‘No Petroleum Industry Bill before Senate’

EnangWants legal backing for refineries in creeks

AGAINST the backdrop of the belief that the National Assembly would soon pass the Petroleum Industry Bill (PIB), Nigerians may have to wait for a long time as the Senate, at the weekend, said that the bill was not yet with the legislature.

This came as some senators raised the alarm over the possibility of proliferation of arms in the country following the events in some Arab countries.

The Federal Government was also urged to accord recognition to operators of illegal refineries in the creeks as a way of addressing the crisis in the oil sector.

Speaking with journalists in the National Assembly at the weekend, the Chairman of the Senate Committee on Rules and Business, Ita Enang, said the bill was presented to the Sixth National Assembly and since the life of that Assembly had elapsed, it means that the bill is no longer in the National Assembly.

He said: “That bill was introduced in the Sixth National Assembly and it lapsed with the Sixth Assembly. There is this rule 111 of the Senate, which says that bills can continue from session to session. That is unconstitutional. Number two, you may have heard that the bill should continue. I drew attention to rule 163, the interpretation of the standing order. The Senate is inaugurated for a period of four years.
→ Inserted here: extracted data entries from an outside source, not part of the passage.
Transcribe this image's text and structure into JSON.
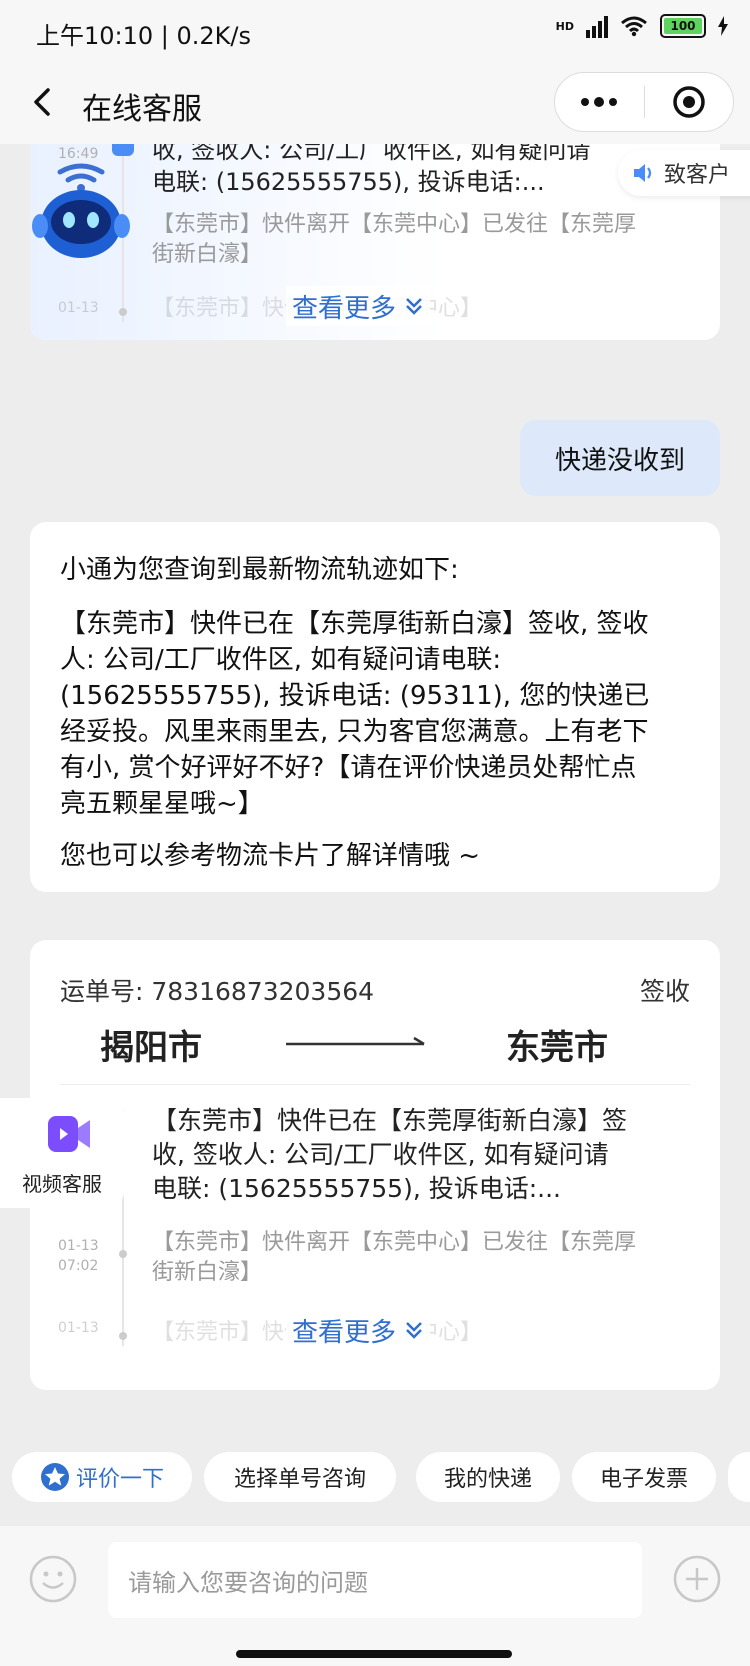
{
  "status_bar": {
    "time": "上午10:10 | 0.2K/s",
    "network": "HD",
    "battery": "100"
  },
  "nav": {
    "title": "在线客服"
  },
  "top_card": {
    "date_top": "16:49",
    "line1": "收, 签收人: 公司/工厂收件区, 如有疑问请",
    "line2": "电联: (15625555755), 投诉电话:...",
    "grey1": "【东莞市】快件离开【东莞中心】已发往【东莞厚",
    "grey2": "街新白濠】",
    "date_bottom": "01-13",
    "faded": "【东莞市】快件离开【东莞中心】",
    "more": "查看更多",
    "notify_label": "致客户"
  },
  "user_message": "快递没收到",
  "bot_reply": {
    "intro": "小通为您查询到最新物流轨迹如下:",
    "body_lines": [
      "【东莞市】快件已在【东莞厚街新白濠】签收, 签收",
      "人: 公司/工厂收件区, 如有疑问请电联:",
      "(15625555755), 投诉电话: (95311), 您的快递已",
      "经妥投。风里来雨里去, 只为客官您满意。上有老下",
      "有小, 赏个好评好不好?【请在评价快递员处帮忙点",
      "亮五颗星星哦~】"
    ],
    "outro": "您也可以参考物流卡片了解详情哦 ~"
  },
  "tracking_card": {
    "waybill_label": "运单号: 78316873203564",
    "status": "签收",
    "origin": "揭阳市",
    "destination": "东莞市",
    "event1": [
      "【东莞市】快件已在【东莞厚街新白濠】签",
      "收, 签收人: 公司/工厂收件区, 如有疑问请",
      "电联: (15625555755), 投诉电话:..."
    ],
    "event2_date": "01-13",
    "event2_time": "07:02",
    "event2": [
      "【东莞市】快件离开【东莞中心】已发往【东莞厚",
      "街新白濠】"
    ],
    "event3_date": "01-13",
    "event3_faded": "【东莞市】快件离开【东莞中心】",
    "more": "查看更多"
  },
  "float_video": {
    "label": "视频客服"
  },
  "chips": [
    "评价一下",
    "选择单号咨询",
    "我的快递",
    "电子发票"
  ],
  "input": {
    "placeholder": "请输入您要咨询的问题"
  },
  "colors": {
    "accent": "#2f6fcf",
    "bubble": "#dde9fa",
    "video": "#7b4dff"
  }
}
At the end of the four years, the Senate stands dissolved and every bill that is pending stands dead unless reintroduced afresh.”

On arms, he said that the security agencies in Nigeria should be very alert because the arms that have not been fully spent and no more needed in Libya, Egypt and Tunisia and other countries that have just gone through a turmoil, such arms could be diverted and are capable of finding their ways into the Nigerian market where their use could endanger the security of Nigeria.

In many villages and hamlets in the Niger Delta, it is a thriving industry of small scale “illegal distilling of petrol and diesel, which are sold in plastic containers call jerry cans.

The distillers pay security agents “protection fee” to be allowed to engage in the business.